Si les trois fiches précédentes présentaient la culture de la
paix dans notre quotidien, celle-ci la présente sur le plan international.
Elle présente le rôle des agences, programmes et départements
des Nations Unies dans la prévention et la résolution pacifique
des conflits sur le plan international. Mais, il existe aussi
d’autres organisations internationales qui aident au maintien
de la paix dans le monde, telles que les organisations non-gouvernementales
(ONG) ou les organisations régionales.
Le préambule de la charte des Nations Unies stipule clairement
la mission de cette organisation[1]. Selon le préambule, les Nations
Unies ont été fondées afin d’assurer la prévention et la résolution
des conflits au niveau international et de favoriser l’enracinement
d’une culture de paix sur le plan mondial. Les différents organes,
agences, départements, et programmes de l’organisation onusienne
reflètent ces intentions.
[1] Disponible sur : http://www.un.org/french/aboutun/charte/
Les Nations Unies et la prévention
des conflits
À l’occasion du sommet du millénaire qui aura lieu en septembre
prochain, le Secrétaire Général des Nations Unies, Kofi Annan,
a publié un rapport intitulé : « ‘Nous les peuples’ Le rôle des
Nations Unies au XXIe siècle. »[1] Dans ce rapport, M. Annan souligne
l’importance de la prévention des conflits afin de vivre dans
un monde libéré de la peur.
Les conflits sont de toutes natures, ont des origines diverses
et des conséquences nombreuses. Les conflits peuvent être inter-étatiques
ou au contraire se produire au sein même d’un état.
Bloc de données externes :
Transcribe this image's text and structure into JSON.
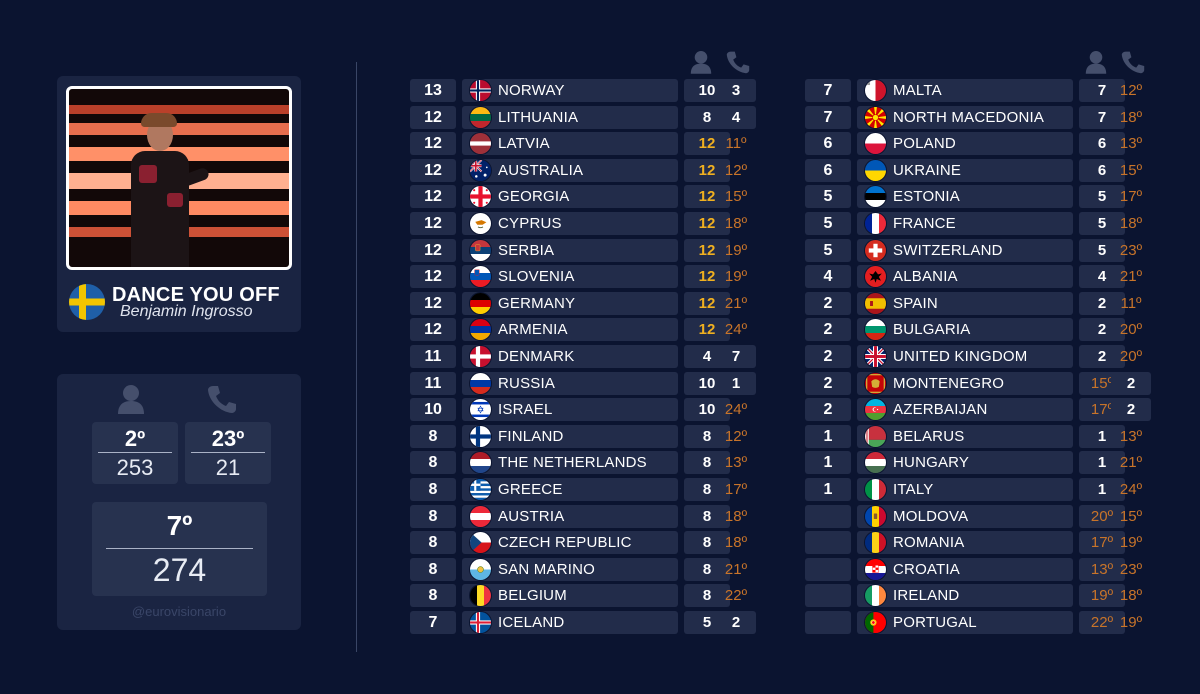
{
  "song": {
    "title": "DANCE YOU OFF",
    "artist": "Benjamin Ingrosso",
    "flag_icon": "sweden-flag-icon"
  },
  "summary": {
    "jury": {
      "place": "2º",
      "points": "253",
      "icon": "person-icon"
    },
    "televote": {
      "place": "23º",
      "points": "21",
      "icon": "phone-icon"
    },
    "total": {
      "place": "7º",
      "points": "274"
    },
    "handle": "@eurovisionario"
  },
  "colors": {
    "background": "#0b1430",
    "panel": "#1a2442",
    "cell": "#222c4a",
    "points_max": "#f0b020",
    "rank": "#c8742a"
  },
  "tables": {
    "left": [
      {
        "total": "13",
        "country": "NORWAY",
        "flag": "no",
        "jury": "10",
        "jury_style": "white",
        "tele": "3",
        "tele_style": "white"
      },
      {
        "total": "12",
        "country": "LITHUANIA",
        "flag": "lt",
        "jury": "8",
        "jury_style": "white",
        "tele": "4",
        "tele_style": "white"
      },
      {
        "total": "12",
        "country": "LATVIA",
        "flag": "lv",
        "jury": "12",
        "jury_style": "gold",
        "tele": "11º",
        "tele_style": "orange"
      },
      {
        "total": "12",
        "country": "AUSTRALIA",
        "flag": "au",
        "jury": "12",
        "jury_style": "gold",
        "tele": "12º",
        "tele_style": "orange"
      },
      {
        "total": "12",
        "country": "GEORGIA",
        "flag": "ge",
        "jury": "12",
        "jury_style": "gold",
        "tele": "15º",
        "tele_style": "orange"
      },
      {
        "total": "12",
        "country": "CYPRUS",
        "flag": "cy",
        "jury": "12",
        "jury_style": "gold",
        "tele": "18º",
        "tele_style": "orange"
      },
      {
        "total": "12",
        "country": "SERBIA",
        "flag": "rs",
        "jury": "12",
        "jury_style": "gold",
        "tele": "19º",
        "tele_style": "orange"
      },
      {
        "total": "12",
        "country": "SLOVENIA",
        "flag": "si",
        "jury": "12",
        "jury_style": "gold",
        "tele": "19º",
        "tele_style": "orange"
      },
      {
        "total": "12",
        "country": "GERMANY",
        "flag": "de",
        "jury": "12",
        "jury_style": "gold",
        "tele": "21º",
        "tele_style": "orange"
      },
      {
        "total": "12",
        "country": "ARMENIA",
        "flag": "am",
        "jury": "12",
        "jury_style": "gold",
        "tele": "24º",
        "tele_style": "orange"
      },
      {
        "total": "11",
        "country": "DENMARK",
        "flag": "dk",
        "jury": "4",
        "jury_style": "white",
        "tele": "7",
        "tele_style": "white"
      },
      {
        "total": "11",
        "country": "RUSSIA",
        "flag": "ru",
        "jury": "10",
        "jury_style": "white",
        "tele": "1",
        "tele_style": "white"
      },
      {
        "total": "10",
        "country": "ISRAEL",
        "flag": "il",
        "jury": "10",
        "jury_style": "white",
        "tele": "24º",
        "tele_style": "orange"
      },
      {
        "total": "8",
        "country": "FINLAND",
        "flag": "fi",
        "jury": "8",
        "jury_style": "white",
        "tele": "12º",
        "tele_style": "orange"
      },
      {
        "total": "8",
        "country": "THE NETHERLANDS",
        "flag": "nl",
        "jury": "8",
        "jury_style": "white",
        "tele": "13º",
        "tele_style": "orange"
      },
      {
        "total": "8",
        "country": "GREECE",
        "flag": "gr",
        "jury": "8",
        "jury_style": "white",
        "tele": "17º",
        "tele_style": "orange"
      },
      {
        "total": "8",
        "country": "AUSTRIA",
        "flag": "at",
        "jury": "8",
        "jury_style": "white",
        "tele": "18º",
        "tele_style": "orange"
      },
      {
        "total": "8",
        "country": "CZECH REPUBLIC",
        "flag": "cz",
        "jury": "8",
        "jury_style": "white",
        "tele": "18º",
        "tele_style": "orange"
      },
      {
        "total": "8",
        "country": "SAN MARINO",
        "flag": "sm",
        "jury": "8",
        "jury_style": "white",
        "tele": "21º",
        "tele_style": "orange"
      },
      {
        "total": "8",
        "country": "BELGIUM",
        "flag": "be",
        "jury": "8",
        "jury_style": "white",
        "tele": "22º",
        "tele_style": "orange"
      },
      {
        "total": "7",
        "country": "ICELAND",
        "flag": "is",
        "jury": "5",
        "jury_style": "white",
        "tele": "2",
        "tele_style": "white"
      }
    ],
    "right": [
      {
        "total": "7",
        "country": "MALTA",
        "flag": "mt",
        "jury": "7",
        "jury_style": "white",
        "tele": "12º",
        "tele_style": "orange"
      },
      {
        "total": "7",
        "country": "NORTH MACEDONIA",
        "flag": "mk",
        "jury": "7",
        "jury_style": "white",
        "tele": "18º",
        "tele_style": "orange"
      },
      {
        "total": "6",
        "country": "POLAND",
        "flag": "pl",
        "jury": "6",
        "jury_style": "white",
        "tele": "13º",
        "tele_style": "orange"
      },
      {
        "total": "6",
        "country": "UKRAINE",
        "flag": "ua",
        "jury": "6",
        "jury_style": "white",
        "tele": "15º",
        "tele_style": "orange"
      },
      {
        "total": "5",
        "country": "ESTONIA",
        "flag": "ee",
        "jury": "5",
        "jury_style": "white",
        "tele": "17º",
        "tele_style": "orange"
      },
      {
        "total": "5",
        "country": "FRANCE",
        "flag": "fr",
        "jury": "5",
        "jury_style": "white",
        "tele": "18º",
        "tele_style": "orange"
      },
      {
        "total": "5",
        "country": "SWITZERLAND",
        "flag": "ch",
        "jury": "5",
        "jury_style": "white",
        "tele": "23º",
        "tele_style": "orange"
      },
      {
        "total": "4",
        "country": "ALBANIA",
        "flag": "al",
        "jury": "4",
        "jury_style": "white",
        "tele": "21º",
        "tele_style": "orange"
      },
      {
        "total": "2",
        "country": "SPAIN",
        "flag": "es",
        "jury": "2",
        "jury_style": "white",
        "tele": "11º",
        "tele_style": "orange"
      },
      {
        "total": "2",
        "country": "BULGARIA",
        "flag": "bg",
        "jury": "2",
        "jury_style": "white",
        "tele": "20º",
        "tele_style": "orange"
      },
      {
        "total": "2",
        "country": "UNITED KINGDOM",
        "flag": "gb",
        "jury": "2",
        "jury_style": "white",
        "tele": "20º",
        "tele_style": "orange"
      },
      {
        "total": "2",
        "country": "MONTENEGRO",
        "flag": "me",
        "jury": "15º",
        "jury_style": "orange",
        "tele": "2",
        "tele_style": "white"
      },
      {
        "total": "2",
        "country": "AZERBAIJAN",
        "flag": "az",
        "jury": "17º",
        "jury_style": "orange",
        "tele": "2",
        "tele_style": "white"
      },
      {
        "total": "1",
        "country": "BELARUS",
        "flag": "by",
        "jury": "1",
        "jury_style": "white",
        "tele": "13º",
        "tele_style": "orange"
      },
      {
        "total": "1",
        "country": "HUNGARY",
        "flag": "hu",
        "jury": "1",
        "jury_style": "white",
        "tele": "21º",
        "tele_style": "orange"
      },
      {
        "total": "1",
        "country": "ITALY",
        "flag": "it",
        "jury": "1",
        "jury_style": "white",
        "tele": "24º",
        "tele_style": "orange"
      },
      {
        "total": "",
        "country": "MOLDOVA",
        "flag": "md",
        "jury": "20º",
        "jury_style": "orange",
        "tele": "15º",
        "tele_style": "orange"
      },
      {
        "total": "",
        "country": "ROMANIA",
        "flag": "ro",
        "jury": "17º",
        "jury_style": "orange",
        "tele": "19º",
        "tele_style": "orange"
      },
      {
        "total": "",
        "country": "CROATIA",
        "flag": "hr",
        "jury": "13º",
        "jury_style": "orange",
        "tele": "23º",
        "tele_style": "orange"
      },
      {
        "total": "",
        "country": "IRELAND",
        "flag": "ie",
        "jury": "19º",
        "jury_style": "orange",
        "tele": "18º",
        "tele_style": "orange"
      },
      {
        "total": "",
        "country": "PORTUGAL",
        "flag": "pt",
        "jury": "22º",
        "jury_style": "orange",
        "tele": "19º",
        "tele_style": "orange"
      }
    ]
  }
}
Les premiers
sont souvent le fait de revendications territoriales, de contrôle
d’une ressource naturelle telle que l’eau, le pétrole ou les diamants
(cf. Sierra Leone) et d’autres encore. Les conflits au sein d’un
même pays sont en général le fruit d’autres antagonismes. Ils
peuvent être ethniques, religieux, environnementaux, dû à l’analphabétisme
ou encore à des problèmes de répartition des ressources. En fait,
La pauvreté, la diminution des ressources naturelles et économiques
des États, la faiblesse des institutions politiques, l’épuisement
des ressources naturelles, les violations à la déclaration des
droits de l’Homme sont quelques-unes des causes de conflits internes.
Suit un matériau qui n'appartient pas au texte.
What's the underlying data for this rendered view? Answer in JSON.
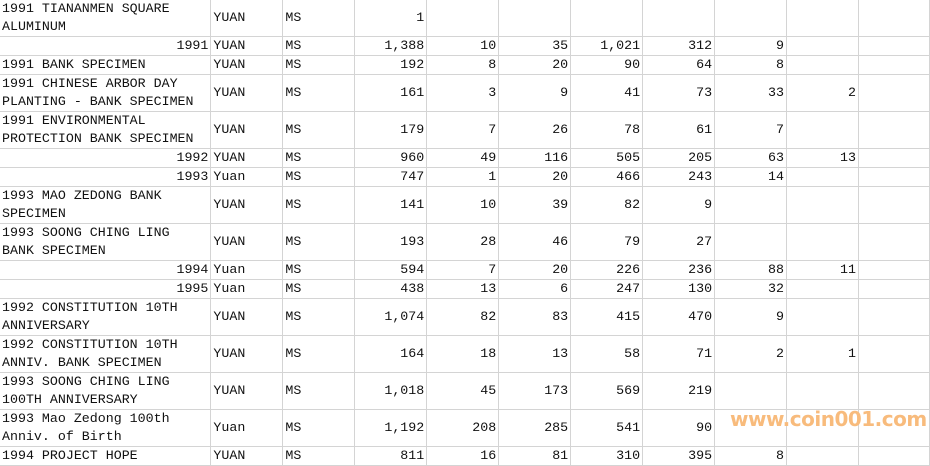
{
  "sheet": {
    "rows": [
      {
        "name": "1991 TIANANMEN SQUARE ALUMINUM",
        "unit": "YUAN",
        "grade": "MS",
        "total": "1",
        "counts": [
          "",
          "",
          "",
          "",
          "",
          ""
        ]
      },
      {
        "name": "1991",
        "name_numeric": true,
        "unit": "YUAN",
        "grade": "MS",
        "total": "1,388",
        "counts": [
          "10",
          "35",
          "1,021",
          "312",
          "9",
          ""
        ]
      },
      {
        "name": "1991 BANK SPECIMEN",
        "unit": "YUAN",
        "grade": "MS",
        "total": "192",
        "counts": [
          "8",
          "20",
          "90",
          "64",
          "8",
          ""
        ]
      },
      {
        "name": "1991 CHINESE ARBOR DAY PLANTING - BANK SPECIMEN",
        "unit": "YUAN",
        "grade": "MS",
        "total": "161",
        "counts": [
          "3",
          "9",
          "41",
          "73",
          "33",
          "2"
        ]
      },
      {
        "name": "1991 ENVIRONMENTAL PROTECTION BANK SPECIMEN",
        "unit": "YUAN",
        "grade": "MS",
        "total": "179",
        "counts": [
          "7",
          "26",
          "78",
          "61",
          "7",
          ""
        ]
      },
      {
        "name": "1992",
        "name_numeric": true,
        "unit": "YUAN",
        "grade": "MS",
        "total": "960",
        "counts": [
          "49",
          "116",
          "505",
          "205",
          "63",
          "13"
        ]
      },
      {
        "name": "1993",
        "name_numeric": true,
        "unit": "Yuan",
        "grade": "MS",
        "total": "747",
        "counts": [
          "1",
          "20",
          "466",
          "243",
          "14",
          ""
        ]
      },
      {
        "name": "1993 MAO ZEDONG BANK SPECIMEN",
        "unit": "YUAN",
        "grade": "MS",
        "total": "141",
        "counts": [
          "10",
          "39",
          "82",
          "9",
          "",
          ""
        ]
      },
      {
        "name": "1993 SOONG CHING LING BANK SPECIMEN",
        "unit": "YUAN",
        "grade": "MS",
        "total": "193",
        "counts": [
          "28",
          "46",
          "79",
          "27",
          "",
          ""
        ]
      },
      {
        "name": "1994",
        "name_numeric": true,
        "unit": "Yuan",
        "grade": "MS",
        "total": "594",
        "counts": [
          "7",
          "20",
          "226",
          "236",
          "88",
          "11"
        ]
      },
      {
        "name": "1995",
        "name_numeric": true,
        "unit": "Yuan",
        "grade": "MS",
        "total": "438",
        "counts": [
          "13",
          "6",
          "247",
          "130",
          "32",
          ""
        ]
      },
      {
        "name": "1992 CONSTITUTION 10TH ANNIVERSARY",
        "unit": "YUAN",
        "grade": "MS",
        "total": "1,074",
        "counts": [
          "82",
          "83",
          "415",
          "470",
          "9",
          ""
        ]
      },
      {
        "name": "1992 CONSTITUTION 10TH ANNIV. BANK SPECIMEN",
        "unit": "YUAN",
        "grade": "MS",
        "total": "164",
        "counts": [
          "18",
          "13",
          "58",
          "71",
          "2",
          "1"
        ]
      },
      {
        "name": "1993 SOONG CHING LING 100TH ANNIVERSARY",
        "unit": "YUAN",
        "grade": "MS",
        "total": "1,018",
        "counts": [
          "45",
          "173",
          "569",
          "219",
          "",
          ""
        ]
      },
      {
        "name": "1993 Mao Zedong 100th Anniv. of Birth",
        "unit": "Yuan",
        "grade": "MS",
        "total": "1,192",
        "counts": [
          "208",
          "285",
          "541",
          "90",
          "",
          ""
        ]
      },
      {
        "name": "1994 PROJECT HOPE",
        "unit": "YUAN",
        "grade": "MS",
        "total": "811",
        "counts": [
          "16",
          "81",
          "310",
          "395",
          "8",
          ""
        ]
      }
    ],
    "tall_rows": [
      0,
      3,
      4,
      7,
      8,
      11,
      12,
      13,
      14
    ]
  },
  "watermark": {
    "text": "www.coin001.com",
    "color": "#f8bb7c"
  }
}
Sous la tutelle du Conseil Économique et Social (ECOSOC), des
programmes et agences spécialisées comme le
Programme des Nations Unies pour le Développement (PNUD, en
anglais), l’Organisation des Nations
Unies pour l’Éducation, la Science et la Culture (UNESCO),
le programme des Nations Unies pour
l’Environnement (PNUE, en anglais), le
Haut-Commissariat aux Droits de l’Homme (UNHCHR) ou encore
l’Institut des Nations Unies
pour la Recherche sur le Désarmement (UNIDIR) et bien d’autres
encore, tentent d’empêcher la multiplication de conflits meurtriers
en s’attaquant aux racines des conflits et pas uniquement aux
actes de violences qui en sont les symptômes.
L’ONU cherche à s’adresser à tout ce qui peut être à l’origine
d’un conflit. La prévention des conflits et la promotion de la
paix prennent pour cela des formes variées. Tout ce travail de
l’ONU est devenu d’autant plus nécessaire que depuis la seconde
guerre mondiale, les armes se sont encore perfectionnées et sont
devenues encore plus dangereuses. Le monde s’est globalement enrichi
mais de manière inéquitable. Cette fracture entre riches et pauvres
est visible partout, dans tous les pays, mais aussi et de plus
en plus entre les pays dit « du Nord » et les pays « du Sud. »
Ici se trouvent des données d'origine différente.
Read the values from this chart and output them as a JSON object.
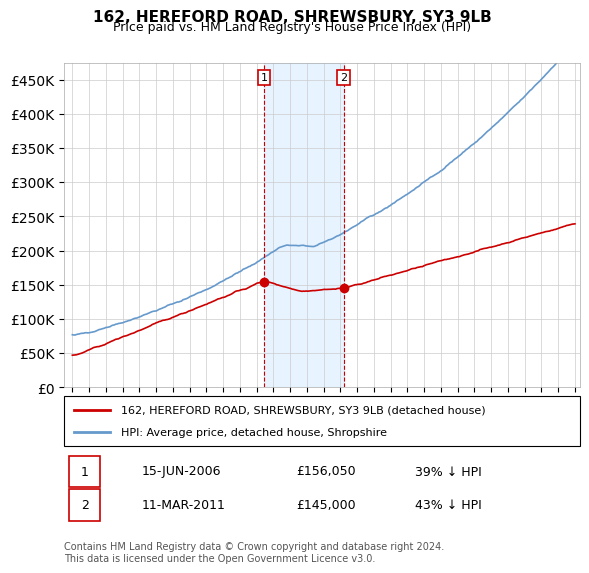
{
  "title": "162, HEREFORD ROAD, SHREWSBURY, SY3 9LB",
  "subtitle": "Price paid vs. HM Land Registry's House Price Index (HPI)",
  "legend_line1": "162, HEREFORD ROAD, SHREWSBURY, SY3 9LB (detached house)",
  "legend_line2": "HPI: Average price, detached house, Shropshire",
  "annotation_text": "Contains HM Land Registry data © Crown copyright and database right 2024.\nThis data is licensed under the Open Government Licence v3.0.",
  "sale1_date": "15-JUN-2006",
  "sale1_price": "£156,050",
  "sale1_hpi": "39% ↓ HPI",
  "sale2_date": "11-MAR-2011",
  "sale2_price": "£145,000",
  "sale2_hpi": "43% ↓ HPI",
  "house_color": "#cc0000",
  "hpi_color": "#6699cc",
  "sale_marker_color": "#cc0000",
  "vline_color": "#cc0000",
  "shaded_color": "#ddeeff",
  "ylim": [
    0,
    475000
  ],
  "yticks": [
    0,
    50000,
    100000,
    150000,
    200000,
    250000,
    300000,
    350000,
    400000,
    450000
  ],
  "ylabel_format": "£{0}K",
  "xstart_year": 1995,
  "xend_year": 2025,
  "sale1_year": 2006.45,
  "sale2_year": 2011.19
}
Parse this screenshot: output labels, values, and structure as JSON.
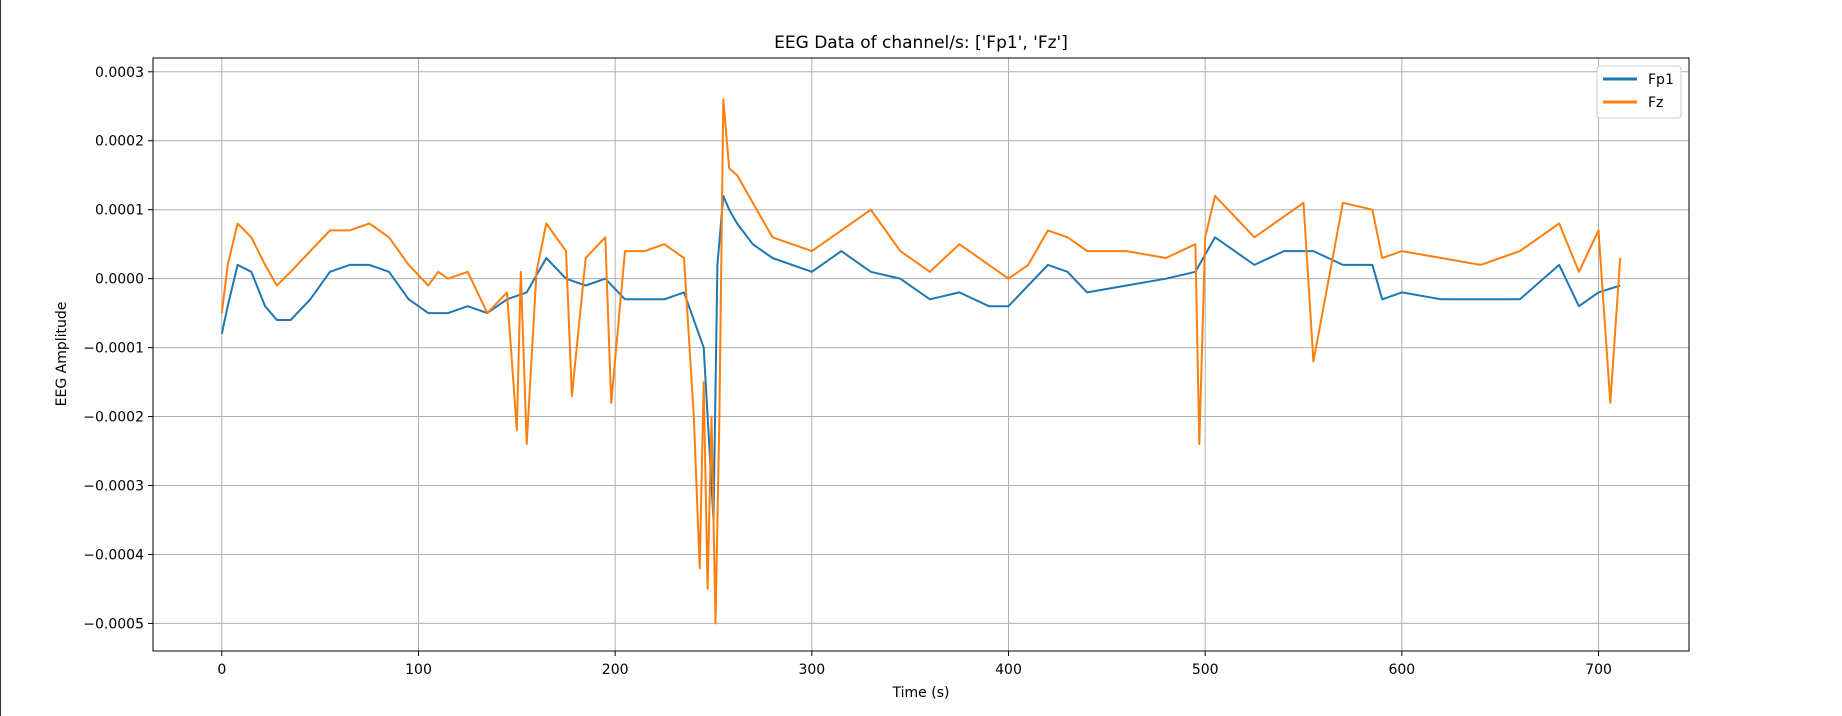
{
  "chart_data": {
    "type": "line",
    "title": "EEG Data of channel/s: ['Fp1', 'Fz']",
    "xlabel": "Time (s)",
    "ylabel": "EEG Amplitude",
    "xlim": [
      -35,
      746
    ],
    "ylim": [
      -0.00054,
      0.00032
    ],
    "xticks": [
      0,
      100,
      200,
      300,
      400,
      500,
      600,
      700
    ],
    "xtick_labels": [
      "0",
      "100",
      "200",
      "300",
      "400",
      "500",
      "600",
      "700"
    ],
    "yticks": [
      -0.0005,
      -0.0004,
      -0.0003,
      -0.0002,
      -0.0001,
      0.0,
      0.0001,
      0.0002,
      0.0003
    ],
    "ytick_labels": [
      "−0.0005",
      "−0.0004",
      "−0.0003",
      "−0.0002",
      "−0.0001",
      "0.0000",
      "0.0001",
      "0.0002",
      "0.0003"
    ],
    "grid": true,
    "legend_position": "top-right",
    "series": [
      {
        "name": "Fp1",
        "color": "#1f77b4",
        "x": [
          0,
          3,
          8,
          15,
          22,
          28,
          35,
          45,
          55,
          65,
          75,
          85,
          95,
          105,
          115,
          125,
          135,
          145,
          155,
          165,
          175,
          185,
          195,
          205,
          215,
          225,
          235,
          245,
          250,
          252,
          255,
          258,
          262,
          270,
          280,
          290,
          300,
          315,
          330,
          345,
          360,
          375,
          390,
          400,
          410,
          420,
          430,
          440,
          460,
          480,
          495,
          505,
          515,
          525,
          540,
          555,
          570,
          585,
          590,
          600,
          620,
          640,
          660,
          680,
          690,
          700,
          711
        ],
        "y": [
          -8e-05,
          -4e-05,
          2e-05,
          1e-05,
          -4e-05,
          -6e-05,
          -6e-05,
          -3e-05,
          1e-05,
          2e-05,
          2e-05,
          1e-05,
          -3e-05,
          -5e-05,
          -5e-05,
          -4e-05,
          -5e-05,
          -3e-05,
          -2e-05,
          3e-05,
          0.0,
          -1e-05,
          0.0,
          -3e-05,
          -3e-05,
          -3e-05,
          -2e-05,
          -0.0001,
          -0.00035,
          2e-05,
          0.00012,
          0.0001,
          8e-05,
          5e-05,
          3e-05,
          2e-05,
          1e-05,
          4e-05,
          1e-05,
          0.0,
          -3e-05,
          -2e-05,
          -4e-05,
          -4e-05,
          -1e-05,
          2e-05,
          1e-05,
          -2e-05,
          -1e-05,
          0.0,
          1e-05,
          6e-05,
          4e-05,
          2e-05,
          4e-05,
          4e-05,
          2e-05,
          2e-05,
          -3e-05,
          -2e-05,
          -3e-05,
          -3e-05,
          -3e-05,
          2e-05,
          -4e-05,
          -2e-05,
          -1e-05
        ]
      },
      {
        "name": "Fz",
        "color": "#ff7f0e",
        "x": [
          0,
          3,
          8,
          15,
          22,
          28,
          35,
          45,
          55,
          65,
          75,
          85,
          95,
          105,
          110,
          115,
          125,
          135,
          145,
          150,
          152,
          155,
          160,
          165,
          175,
          178,
          185,
          195,
          198,
          205,
          215,
          225,
          235,
          240,
          243,
          245,
          247,
          249,
          251,
          253,
          255,
          258,
          262,
          270,
          280,
          290,
          300,
          315,
          330,
          345,
          360,
          375,
          390,
          400,
          410,
          420,
          430,
          440,
          460,
          480,
          495,
          497,
          500,
          505,
          515,
          525,
          540,
          550,
          555,
          570,
          585,
          590,
          600,
          620,
          640,
          660,
          680,
          690,
          700,
          706,
          711
        ],
        "y": [
          -5e-05,
          2e-05,
          8e-05,
          6e-05,
          2e-05,
          -1e-05,
          1e-05,
          4e-05,
          7e-05,
          7e-05,
          8e-05,
          6e-05,
          2e-05,
          -1e-05,
          1e-05,
          0.0,
          1e-05,
          -5e-05,
          -2e-05,
          -0.00022,
          1e-05,
          -0.00024,
          1e-05,
          8e-05,
          4e-05,
          -0.00017,
          3e-05,
          6e-05,
          -0.00018,
          4e-05,
          4e-05,
          5e-05,
          3e-05,
          -0.0002,
          -0.00042,
          -0.00015,
          -0.00045,
          -0.0002,
          -0.0005,
          -0.0002,
          0.00026,
          0.00016,
          0.00015,
          0.00011,
          6e-05,
          5e-05,
          4e-05,
          7e-05,
          0.0001,
          4e-05,
          1e-05,
          5e-05,
          2e-05,
          0.0,
          2e-05,
          7e-05,
          6e-05,
          4e-05,
          4e-05,
          3e-05,
          5e-05,
          -0.00024,
          6e-05,
          0.00012,
          9e-05,
          6e-05,
          9e-05,
          0.00011,
          -0.00012,
          0.00011,
          0.0001,
          3e-05,
          4e-05,
          3e-05,
          2e-05,
          4e-05,
          8e-05,
          1e-05,
          7e-05,
          -0.00018,
          3e-05
        ]
      }
    ]
  }
}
Le PNUD est fait pour résoudre ce dernier problème. En
effet, la pauvreté est un terreau fertile pour les conflits. Son
mandat l’autorise à contribuer à l’élimination de la pauvreté,
à la mobilisation sociale et des femmes, au respect de l’environnement
et à la consolidation des institutions démocratiques. La supervision
des élections en est une bonne illustration. Le PNUD n’est pas
seul pour accomplir sa mission, des milliers d’Organisations Non-Gouvernementales
(ONG) contribuent d’une manière ou d’une autre à cette tâche.
L’analphabétisme contribue
aussi à l’éclosion de nouveaux conflits. Une société dont les
membres ont un niveau minimum d’éducation est plus à même de comprendre
pour qui elle s’apprête à voter ou quelles décisions prennent
ses dirigeants. En effet, l’analphabétisme tout comme l’illettrisme
crée souvent un fossé au sein d’une même société entre ceux qui
sont éduqués et qui par conséquent peuvent exercer un pouvoir
sur leurs semblables mais aussi entre l’État et ses citoyens qui
peuvent être plus facilement « contrôlable » s’ils restent dans
l’ignorance. L’UNESCO est là pour promouvoir et donner
un accès à l’éducation, la science, la culture et la communication.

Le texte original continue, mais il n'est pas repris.